Früher Kontakt mit Kunst und Literatur (Rainer Maria Rilke, Oskar Kokoschka). Studium der Jurisprudenz in Bonn, Kiel, Jena und Wien (1910 – 1915).
1919 – 1921 zusammen mit Carl Georg Heise und Curt Pinthus (nur im ersten Jahr) Herausgeber der Kunstzeitschrift Genius ( Kurt Wolff Verlag, München) in der Nachfolge von Pan, Insel und Hyperion. Ein Lungenleiden, das bereits einen Militärdienst im 1. Weltkrieg verhinderte, zwang Mardersteig 1922 dazu, München zu verlassen. Er zog nach Montagnola im Tessin, zu dieser Zeit auch Wohnsitz von Hermann Hesse und gründete dort eine Handpresse, die Officina Bodoni. Er wählte diesen Namen in Verehrung für die Drucke des Parmesischen Meisterdruckers Giambattista Bodoni (1740 – 1813). Die italienische Regierung gab ihm die Erlaubnis, 12 der Originalpatritzen-Sätze seiner Schriften zu verwenden. Als erstes Buch entstand 1923 Orphei tragedia di Angelo Poliziano. Gedruckt wurde mit einer von Gottfried Dingler entworfenen Handpresse auf speziell für die Presse angefertigtem Büttenpapier.

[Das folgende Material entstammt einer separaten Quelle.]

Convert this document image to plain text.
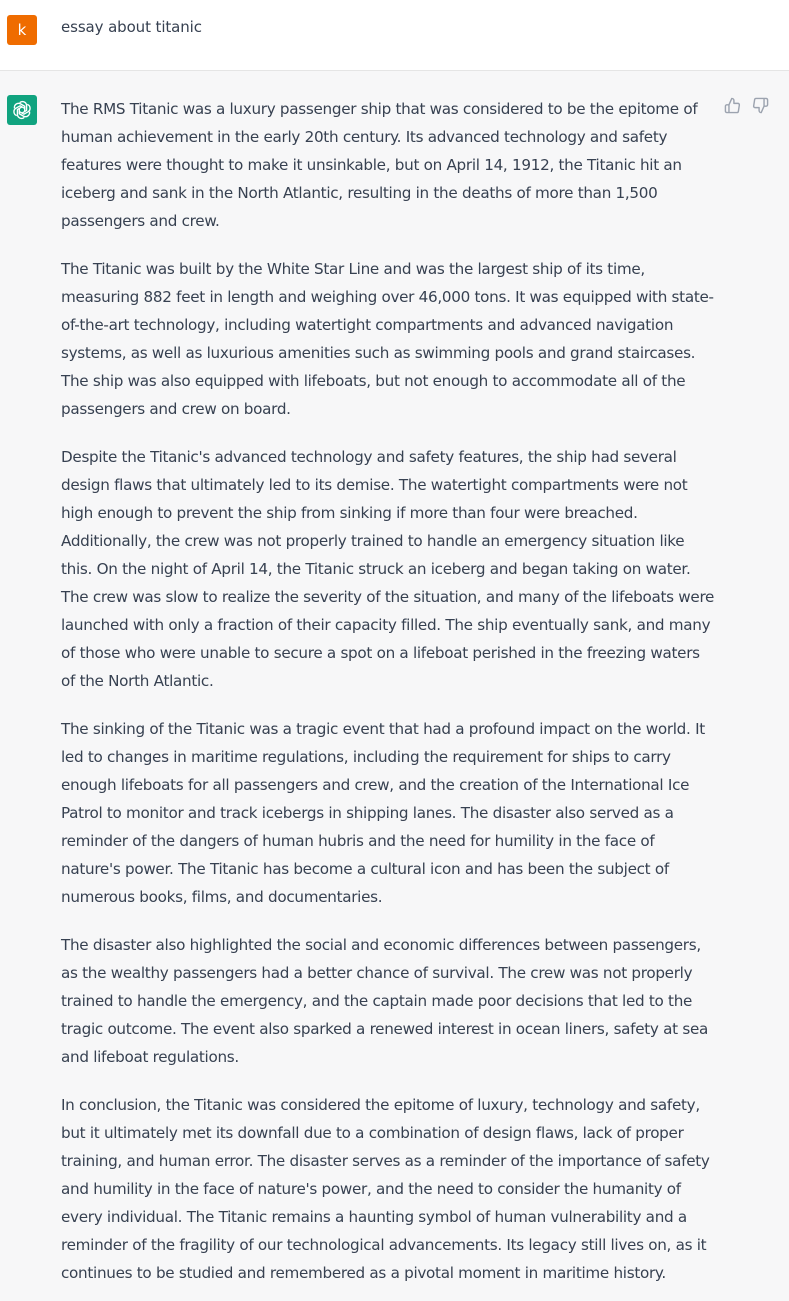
k	essay about titanic

The RMS Titanic was a luxury passenger ship that was considered to be the epitome of human achievement in the early 20th century. Its advanced technology and safety features were thought to make it unsinkable, but on April 14, 1912, the Titanic hit an iceberg and sank in the North Atlantic, resulting in the deaths of more than 1,500 passengers and crew.

The Titanic was built by the White Star Line and was the largest ship of its time, measuring 882 feet in length and weighing over 46,000 tons. It was equipped with state-of-the-art technology, including watertight compartments and advanced navigation systems, as well as luxurious amenities such as swimming pools and grand staircases. The ship was also equipped with lifeboats, but not enough to accommodate all of the passengers and crew on board.

Despite the Titanic's advanced technology and safety features, the ship had several design flaws that ultimately led to its demise. The watertight compartments were not high enough to prevent the ship from sinking if more than four were breached. Additionally, the crew was not properly trained to handle an emergency situation like this. On the night of April 14, the Titanic struck an iceberg and began taking on water. The crew was slow to realize the severity of the situation, and many of the lifeboats were launched with only a fraction of their capacity filled. The ship eventually sank, and many of those who were unable to secure a spot on a lifeboat perished in the freezing waters of the North Atlantic.

The sinking of the Titanic was a tragic event that had a profound impact on the world. It led to changes in maritime regulations, including the requirement for ships to carry enough lifeboats for all passengers and crew, and the creation of the International Ice Patrol to monitor and track icebergs in shipping lanes. The disaster also served as a reminder of the dangers of human hubris and the need for humility in the face of nature's power. The Titanic has become a cultural icon and has been the subject of numerous books, films, and documentaries.

The disaster also highlighted the social and economic differences between passengers, as the wealthy passengers had a better chance of survival. The crew was not properly trained to handle the emergency, and the captain made poor decisions that led to the tragic outcome. The event also sparked a renewed interest in ocean liners, safety at sea and lifeboat regulations.

In conclusion, the Titanic was considered the epitome of luxury, technology and safety, but it ultimately met its downfall due to a combination of design flaws, lack of proper training, and human error. The disaster serves as a reminder of the importance of safety and humility in the face of nature's power, and the need to consider the humanity of every individual. The Titanic remains a haunting symbol of human vulnerability and a reminder of the fragility of our technological advancements. Its legacy still lives on, as it continues to be studied and remembered as a pivotal moment in maritime history.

1922 – 1927 blieb die Officina im Tessin ansässig; 1926 gewann Mardersteig die Ausschreibung für die Gesamtausgabe des italienischen Nationaldichters Gabriele D'Annunzio und übersiedelte auf Anraten seine Freundes und Druckereibesitzer Arnoldo Mondadori nach Verona. 1927 – 1936 entstanden 49 Bände in einer Auflage von 209 Exemplaren auf der Handpresse auf Kaiserlichem Japanpapier und 2501 Exemplare auf den Maschinenpressen der Montadori-Druckerei. Neun weitere Exemplare entstanden auf Pergament.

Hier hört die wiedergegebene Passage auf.